A similar attack happened to a mother of three children as she walked along the fence of the bear pen.
In a group of scouts, a boy offered a piggyback ride to a cub. When he was done with the ride, he tried to nudge the small bear off, who instead gripped tighter. Finally after he used his elbow, the bear released, and the boy’s back was lacerated.
The scouts practiced first aid as they handled the boy’s wounds, while Spike said he “probably shouldn’t have used that elbow.”
Given the list of permits required that Spike was not attaining, Spike was arrested. Upon his release, he added two signs to his park: “Feed the Game Warden to the Bears” and “Help Feed the Little Bears the Game Wardens Kill.”
Master of publicity, any down periods would be remedied by a bear escape ending inevitably with local law enforcement or Spike himself publicly lassoing the bears back into their corral after running into the local newspapers office for help. Over time, Spike got more intricate and outrageous with his publicity schemes.
News stations quaked when he would bring five full-grown bears into elevators at the studio after promising one or two cubs.

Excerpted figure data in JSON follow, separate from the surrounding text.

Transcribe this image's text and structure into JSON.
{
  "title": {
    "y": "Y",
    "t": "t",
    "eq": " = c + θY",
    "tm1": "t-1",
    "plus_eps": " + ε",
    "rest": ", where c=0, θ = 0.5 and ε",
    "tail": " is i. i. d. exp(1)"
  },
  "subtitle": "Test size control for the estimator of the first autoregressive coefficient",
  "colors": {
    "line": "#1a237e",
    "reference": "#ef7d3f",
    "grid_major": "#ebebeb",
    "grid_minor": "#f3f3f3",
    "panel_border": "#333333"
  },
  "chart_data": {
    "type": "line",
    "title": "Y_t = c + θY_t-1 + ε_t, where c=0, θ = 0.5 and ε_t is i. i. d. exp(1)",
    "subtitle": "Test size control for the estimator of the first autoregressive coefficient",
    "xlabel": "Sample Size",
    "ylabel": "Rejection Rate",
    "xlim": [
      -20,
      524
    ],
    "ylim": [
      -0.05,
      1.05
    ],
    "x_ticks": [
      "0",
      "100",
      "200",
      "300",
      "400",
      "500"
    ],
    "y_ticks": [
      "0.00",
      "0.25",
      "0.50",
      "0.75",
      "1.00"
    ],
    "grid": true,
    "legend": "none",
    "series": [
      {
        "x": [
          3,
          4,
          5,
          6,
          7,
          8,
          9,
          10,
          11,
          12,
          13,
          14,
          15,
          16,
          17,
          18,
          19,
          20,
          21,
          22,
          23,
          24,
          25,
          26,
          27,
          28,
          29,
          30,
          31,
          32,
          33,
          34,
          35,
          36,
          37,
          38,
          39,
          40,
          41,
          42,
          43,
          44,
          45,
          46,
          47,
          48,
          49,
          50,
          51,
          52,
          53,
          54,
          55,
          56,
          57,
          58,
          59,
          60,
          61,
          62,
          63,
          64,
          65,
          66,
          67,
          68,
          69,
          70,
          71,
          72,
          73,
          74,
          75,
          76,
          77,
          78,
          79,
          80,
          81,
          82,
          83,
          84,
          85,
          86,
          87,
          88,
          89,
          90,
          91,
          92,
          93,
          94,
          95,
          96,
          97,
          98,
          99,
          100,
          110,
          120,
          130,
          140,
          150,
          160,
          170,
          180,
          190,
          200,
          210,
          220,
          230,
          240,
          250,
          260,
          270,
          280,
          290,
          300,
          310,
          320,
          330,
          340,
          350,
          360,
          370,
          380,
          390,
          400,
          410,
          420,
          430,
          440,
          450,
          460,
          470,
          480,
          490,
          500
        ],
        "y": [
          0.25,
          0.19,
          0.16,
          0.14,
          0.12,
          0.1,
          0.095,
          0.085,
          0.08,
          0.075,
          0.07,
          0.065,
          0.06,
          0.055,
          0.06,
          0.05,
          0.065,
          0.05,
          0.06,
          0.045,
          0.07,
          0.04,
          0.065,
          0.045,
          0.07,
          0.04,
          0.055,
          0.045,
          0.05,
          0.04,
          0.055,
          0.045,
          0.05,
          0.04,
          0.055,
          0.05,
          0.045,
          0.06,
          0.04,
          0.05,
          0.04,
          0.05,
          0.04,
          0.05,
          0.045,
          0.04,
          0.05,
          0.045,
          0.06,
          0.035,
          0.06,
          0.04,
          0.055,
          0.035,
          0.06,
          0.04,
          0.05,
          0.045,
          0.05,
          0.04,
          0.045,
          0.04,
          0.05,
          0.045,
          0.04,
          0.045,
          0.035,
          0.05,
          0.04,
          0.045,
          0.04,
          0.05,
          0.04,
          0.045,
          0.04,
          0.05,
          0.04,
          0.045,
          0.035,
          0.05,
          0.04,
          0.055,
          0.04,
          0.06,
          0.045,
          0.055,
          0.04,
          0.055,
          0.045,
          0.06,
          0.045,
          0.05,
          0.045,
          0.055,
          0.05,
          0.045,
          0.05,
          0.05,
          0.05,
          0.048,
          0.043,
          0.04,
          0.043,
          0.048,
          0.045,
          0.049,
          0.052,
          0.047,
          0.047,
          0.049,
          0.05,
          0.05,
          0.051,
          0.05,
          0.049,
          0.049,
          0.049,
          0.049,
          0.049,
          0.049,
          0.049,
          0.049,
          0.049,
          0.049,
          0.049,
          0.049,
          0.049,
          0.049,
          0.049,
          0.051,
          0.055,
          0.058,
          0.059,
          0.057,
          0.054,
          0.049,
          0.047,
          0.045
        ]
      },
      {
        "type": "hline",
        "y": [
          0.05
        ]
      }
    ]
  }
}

Spike would broadcast his life in Harrison coast to coast from Detroit’s Masonic Temple, drawing listeners who wrote in asking for more stories.
He took his politics seriously, though maybe not his campaigning. He haphazardly ran for state representative in 1944, 1946, and 1948 on a platform to abolish property taxes. Despite his nine legal cases from 1910 to 1948, he still had fire—his own oddball fire.

That fire didn’t want to die, and in a sense, it became too much to handle. One morning, a literal fire got out of Spikehorn’s wood stove and flew through the home courtesy of his “free” insulation (cardboard). After a subsequent stroke, Spikehorn slowed down for once.
With plans in place for his park to continue after he was gone, Spike was put in a nursing home. Though now slower and softer, Spike maintained a strong desire to return home and stay there. He would soon peacefully receive that gift of rest in 1959.
While Spike wanted his park to operate without him, it could not. Without the heart of the park, there was nothing to beat life into it, and it quickly faded into memory.

Guided by Clare County historian and retired judge Jon H. Ringelberg, I recently followed the old trunk lines of the original road to Harrison. According to his colleagues at the Clare County History Park, Ringelberg could throw a dart on a map of Clare County and have a story to match it, though he said he’d just make up one if he didn’t.
We came upon the fresh stream that Spikehorn once preferred over modern amenities. I touched the silt and stone that he had sourced from the stream to construct the tall chimney, still standing today. I thought about the many relics throughout the landscape barely visible on my drive up and the quickly fading stories behind their construction.
Each a stone of their own in the building of our history.
Spike made his home a home for both man and beast—at least until he was out of money. Sure there was a scratch or two, but the stories—and his legacy—would last a lifetime. Even beyond it.